Once again, the context of the images was skewed to fit an alarmist narrative.
These two republics in particular, with their health systems in a state of advanced decay, would struggle to cope with a sudden outbreak of disease. Fortuitously, their land borders with China are closed at present. These closures and the cessation of most flights between the two countries’ capitals and Urumchi, were very much Chinese initiatives. Beijing regularly imposes such measures during the period marking the Lunar New Year when security is heightened.
Ilich Marsbek uulu, an official in Kyrgyzstan’s Agriculture Ministry, said his ministry would decide whether or not to re-open the border on February 1. But he noted that there were few countries other than China from which Kyrgyzstan could import goods such as citrus fruits and expressed confidence that the virus would not compromise the safety of incoming food.
The Wuhan flu outbreak has drawn comparisons with SARS, another China-born virus that caused nearly 800 deaths across eight countries and fed world headlines for months in 2002-2003, while avoiding Central Asia. It seems so far unlikely that the new virus will prove as potent – SARS killed almost a tenth of those who contracted the disease.
But some health experts have argued the coronavirus could be more contagious, and many believe the real number of cases is many times higher than Chinese estimates.
Such projections complicate the emotive question of how to handle the return of well over a hundred nationals from the region who are currently trapped in the Wuhan quarantine.

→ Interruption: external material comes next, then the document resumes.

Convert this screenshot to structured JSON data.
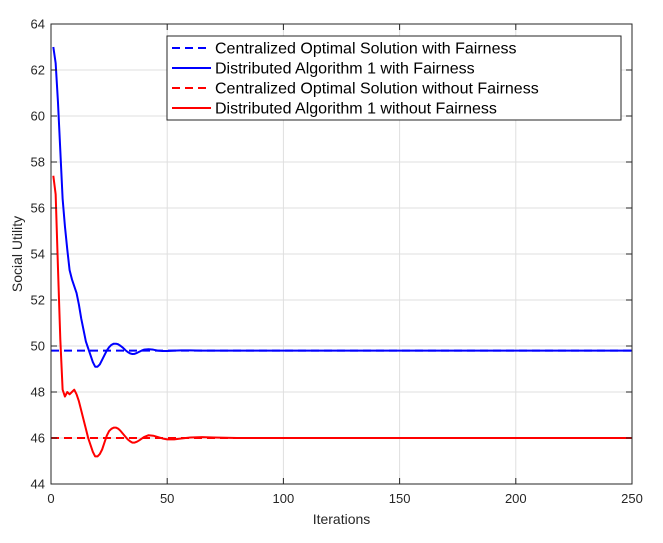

Both Kazakhstan and Uzbekistan have said they are drawing up plans to evacuate theirs – mostly students studying at universities in the city of 11 million.
But Kazakh Foreign Ministry spokesman Aibek Smadiyarov noted on January 27 that China is not hurrying to process Nur-Sultan’s request, even as other countries make plans to bring citizens home this week. “The Chinese authorities have shut down Wuhan and they are not letting anybody out,” Smadiyarov said January 27.
Chris Rickleton is a journalist based in Almaty.